В этом практикуме я использовал геном археи Thermococcus kodakarensis KOD1 (NCBI Taxonomy ID 69014). Ее протеом уже был скачан в формате swiss; чтобы найти в скачанном файле TaxID организма, а также убедиться, что его значения совпадают у всех белков, я использовал следующий скрипт:
zcat UP000000536.swiss.gz | grep 'TaxID' | cut -c 1-21 | uniq
Выдача скрипта:
OX NCBI_TaxID=69014
С помощью программы datasets я получил список сборок, соответствующих T. kodakarensis KOD1 в RefSeq, для этого был использован следующий скрипт:
datasets summary genome taxon 69014 --assembly-source refseq --as-json-lines | dataformat tsv genome --fields accession
Скрипт выдал единственную сборку GCF_000009965.1. Команда для скачивания последовательности генома и таблицы локадьных особенностей:
datasets download genome accession GCF_000009965.1 --include genome,gff3
Полученный архив был распакован с помощью следующей команды:
unzip ncbi_dataset.zip
Для дальнейшей работы с геномом T. kodakarensis нужно было проверить, какой он использует генетический код.
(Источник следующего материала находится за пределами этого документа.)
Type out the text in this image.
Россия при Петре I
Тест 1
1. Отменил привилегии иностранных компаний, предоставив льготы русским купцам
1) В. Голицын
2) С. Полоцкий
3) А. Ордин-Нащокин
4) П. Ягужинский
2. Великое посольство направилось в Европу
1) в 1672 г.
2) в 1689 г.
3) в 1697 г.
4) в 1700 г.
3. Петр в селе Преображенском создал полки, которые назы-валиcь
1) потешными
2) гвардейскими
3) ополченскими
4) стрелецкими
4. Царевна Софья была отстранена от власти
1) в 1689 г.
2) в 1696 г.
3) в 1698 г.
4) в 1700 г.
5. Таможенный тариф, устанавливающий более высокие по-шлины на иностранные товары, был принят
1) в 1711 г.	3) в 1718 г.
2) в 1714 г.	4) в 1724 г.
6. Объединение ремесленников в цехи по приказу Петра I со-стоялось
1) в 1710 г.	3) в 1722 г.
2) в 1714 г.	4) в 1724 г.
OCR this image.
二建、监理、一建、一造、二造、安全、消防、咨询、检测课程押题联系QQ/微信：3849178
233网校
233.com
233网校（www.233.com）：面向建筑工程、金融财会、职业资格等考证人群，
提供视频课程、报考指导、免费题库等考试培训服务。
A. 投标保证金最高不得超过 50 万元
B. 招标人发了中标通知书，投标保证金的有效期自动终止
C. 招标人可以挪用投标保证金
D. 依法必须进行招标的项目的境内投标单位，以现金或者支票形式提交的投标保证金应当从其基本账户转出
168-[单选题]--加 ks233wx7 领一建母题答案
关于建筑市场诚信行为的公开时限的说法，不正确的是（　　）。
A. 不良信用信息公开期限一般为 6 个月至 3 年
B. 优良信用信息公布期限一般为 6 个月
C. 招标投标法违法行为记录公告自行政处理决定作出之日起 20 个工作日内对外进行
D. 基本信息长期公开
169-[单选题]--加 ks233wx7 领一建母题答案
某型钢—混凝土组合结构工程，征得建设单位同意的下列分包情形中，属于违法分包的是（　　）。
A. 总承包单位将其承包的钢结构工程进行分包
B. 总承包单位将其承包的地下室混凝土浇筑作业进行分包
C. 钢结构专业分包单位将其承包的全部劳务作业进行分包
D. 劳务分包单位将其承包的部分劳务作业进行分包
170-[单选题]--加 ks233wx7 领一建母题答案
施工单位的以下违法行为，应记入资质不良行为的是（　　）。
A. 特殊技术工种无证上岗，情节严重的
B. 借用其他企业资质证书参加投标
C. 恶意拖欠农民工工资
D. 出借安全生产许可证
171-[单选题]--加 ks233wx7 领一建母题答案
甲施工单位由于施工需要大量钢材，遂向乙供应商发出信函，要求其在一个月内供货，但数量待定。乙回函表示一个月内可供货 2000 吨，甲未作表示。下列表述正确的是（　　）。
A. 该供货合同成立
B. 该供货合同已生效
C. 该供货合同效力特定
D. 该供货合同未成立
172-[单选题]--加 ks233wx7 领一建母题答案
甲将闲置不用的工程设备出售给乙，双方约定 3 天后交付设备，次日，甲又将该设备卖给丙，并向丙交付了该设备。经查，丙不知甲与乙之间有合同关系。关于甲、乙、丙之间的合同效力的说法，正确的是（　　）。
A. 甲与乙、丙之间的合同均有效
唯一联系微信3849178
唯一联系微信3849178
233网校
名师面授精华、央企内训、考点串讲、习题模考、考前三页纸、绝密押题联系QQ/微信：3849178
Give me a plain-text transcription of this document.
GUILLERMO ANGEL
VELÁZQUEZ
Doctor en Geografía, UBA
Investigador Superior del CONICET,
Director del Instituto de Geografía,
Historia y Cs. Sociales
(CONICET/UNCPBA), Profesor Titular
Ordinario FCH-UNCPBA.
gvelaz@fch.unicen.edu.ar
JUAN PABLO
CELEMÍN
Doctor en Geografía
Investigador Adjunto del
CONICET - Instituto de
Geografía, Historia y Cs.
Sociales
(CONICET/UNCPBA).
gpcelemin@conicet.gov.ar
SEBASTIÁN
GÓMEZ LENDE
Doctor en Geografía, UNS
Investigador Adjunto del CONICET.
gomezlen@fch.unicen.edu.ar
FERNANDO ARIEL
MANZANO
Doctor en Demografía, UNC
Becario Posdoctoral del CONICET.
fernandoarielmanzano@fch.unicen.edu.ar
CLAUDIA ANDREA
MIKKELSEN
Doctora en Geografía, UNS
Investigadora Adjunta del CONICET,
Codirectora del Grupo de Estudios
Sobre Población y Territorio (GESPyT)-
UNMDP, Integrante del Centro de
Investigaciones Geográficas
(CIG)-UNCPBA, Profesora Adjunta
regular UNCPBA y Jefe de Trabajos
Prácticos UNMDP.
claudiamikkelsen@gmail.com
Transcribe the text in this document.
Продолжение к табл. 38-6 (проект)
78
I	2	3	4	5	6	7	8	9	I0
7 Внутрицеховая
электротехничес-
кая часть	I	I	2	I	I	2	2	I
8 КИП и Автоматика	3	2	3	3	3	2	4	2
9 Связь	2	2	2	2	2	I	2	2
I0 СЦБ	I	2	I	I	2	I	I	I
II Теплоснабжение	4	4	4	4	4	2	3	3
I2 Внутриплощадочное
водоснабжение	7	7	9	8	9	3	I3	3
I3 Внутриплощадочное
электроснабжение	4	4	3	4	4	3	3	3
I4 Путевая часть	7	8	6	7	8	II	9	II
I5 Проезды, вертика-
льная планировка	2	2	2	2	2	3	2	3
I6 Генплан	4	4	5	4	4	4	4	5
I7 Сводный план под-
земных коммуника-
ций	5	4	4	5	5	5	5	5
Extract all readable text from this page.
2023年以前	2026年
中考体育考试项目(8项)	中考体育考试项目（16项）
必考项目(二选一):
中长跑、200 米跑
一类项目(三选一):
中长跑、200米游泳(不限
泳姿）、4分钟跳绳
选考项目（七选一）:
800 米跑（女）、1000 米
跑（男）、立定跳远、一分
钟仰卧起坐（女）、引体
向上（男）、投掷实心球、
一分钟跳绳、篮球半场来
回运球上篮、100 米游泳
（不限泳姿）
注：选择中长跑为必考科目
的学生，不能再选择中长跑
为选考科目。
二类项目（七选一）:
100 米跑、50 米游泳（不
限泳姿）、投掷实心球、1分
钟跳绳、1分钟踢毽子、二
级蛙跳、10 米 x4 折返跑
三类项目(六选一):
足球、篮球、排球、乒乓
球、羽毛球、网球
Это было сделано с помощью команды efetch:
efetch -db taxonomy -id 69014 -format xml > taxon.xml
Из созданного xml-документа видно, что таблица кода 11. С помощью программы getorf были получены трансляции открытых рамок считывания между стоп-кодонами длиной не менее 50 аминокислот:
getorf ncbi_dataset/data/GCF_000009965.1/GCF_000009965.1_ASM996v1_genomic.fna seq.fasta -find 0 -minsize 150 -table 11
По промежуточному файлу seq.fasta была создана база данных ORFs:
makeblastdb -dbtype prot -in seq.fasta -out ORFs
Чтобы убедиться, что все трансляции имеют длину не менее 50 аминокислот я воспользовался программой infoseq:
infoseq seq.fasta |cut -d ' ' -f35 | sort -n | uniq
С помощью команды seqret были скачаны последовательности трех метилтрансфераз из Swiss-Prot, для этого понадобилось создать также промежуточный файл listfile.txt:
echo -e 'sw:P0AED9\nsw:P0AEE8\nsw:P23941' > listfile.txt
seqret @listfile.txt query_MTases.fasta
Я провел выравнивание последовательностей из базы данных ORFs с последовательностями из query_MTases.fasta с помощью локального blastp:
blastp -db ORFs -query query_MTases.fasta -out blast.txt -outfmt 7
Наибольший вес (39.3) имеет выравнивание рамки NC_006624.1_7739 (координаты - 1835582 - 1836472) с m4C-метилтрансферазой Bacillus amyloliquefaciens.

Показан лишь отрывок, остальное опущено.